As Chris Edwards writes in Downsizing the Federal Government, “Federal granting began during the late 19th century, expanded during the early 20th cenutry, and exploded during the 1960s….today there are 800 state and local aid programs ranging from Medicaid ($225 billion) to Boating Safety Financial Assistance ($120 million).”

In addition to imposing federal policies, grants, as intergovernmental aid, stimulate more spending on the state and local levels. Federal grants may feel like free money, but they come with strings and impose costs on state and local budgets.

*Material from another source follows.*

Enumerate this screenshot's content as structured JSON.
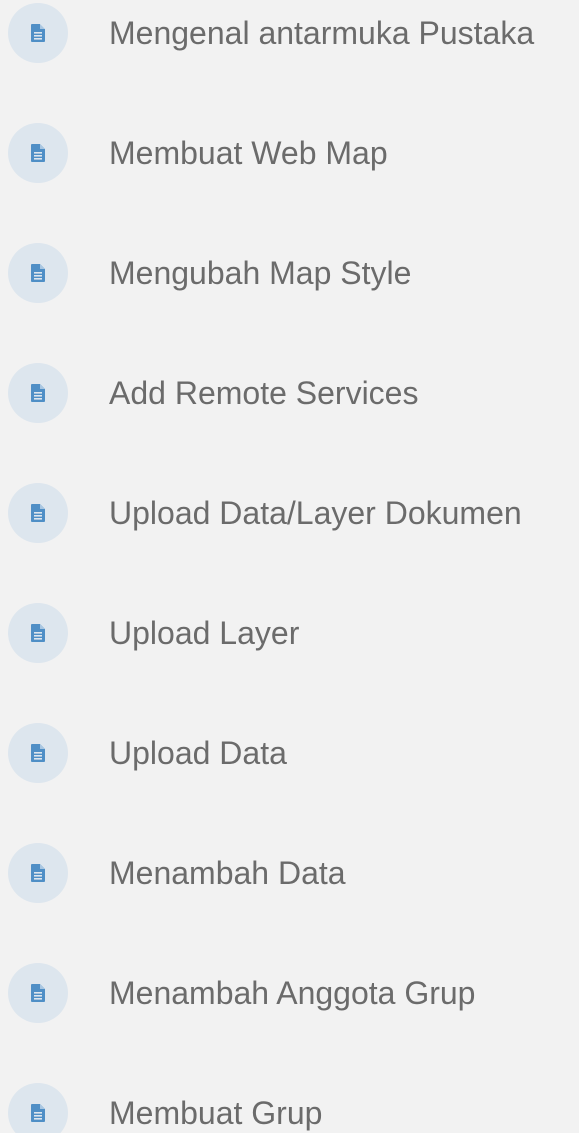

Over the decades, states and local governments have grown addicted. The current revenue crisis in the states has only enhanced the temptation to petition Washington for more to fill shortfalls and maintain larger governments.

Opensecrets.org, shows state and local governments spent $41 million through June on D.C. lobbying. The Commonwealth of Pennsylvania put $740,000 towards lobbying over the past decade. Boone, North Carolina dedicated $40,000 in the past three years. Even the District of Columbia’s Mayors Office spent $20,000 to lobby Capitol Hill.

How do politicians feel about their constituents hiring additional manpower to direct more federal funds to local coffers? Rep. Howard McKeon (R-Calif.), a former mayor of Santa Clarita, was at first offended when his city hired a Washington lobbyist, but found they could be helpful, “It’s kind of a team effort. I’m certainly not omnipotent.”

Before putting a lobbyist on their books, local governments might want to pause and consider the full price of spending money, to ask for money, that will lead  them to need even more money in the future.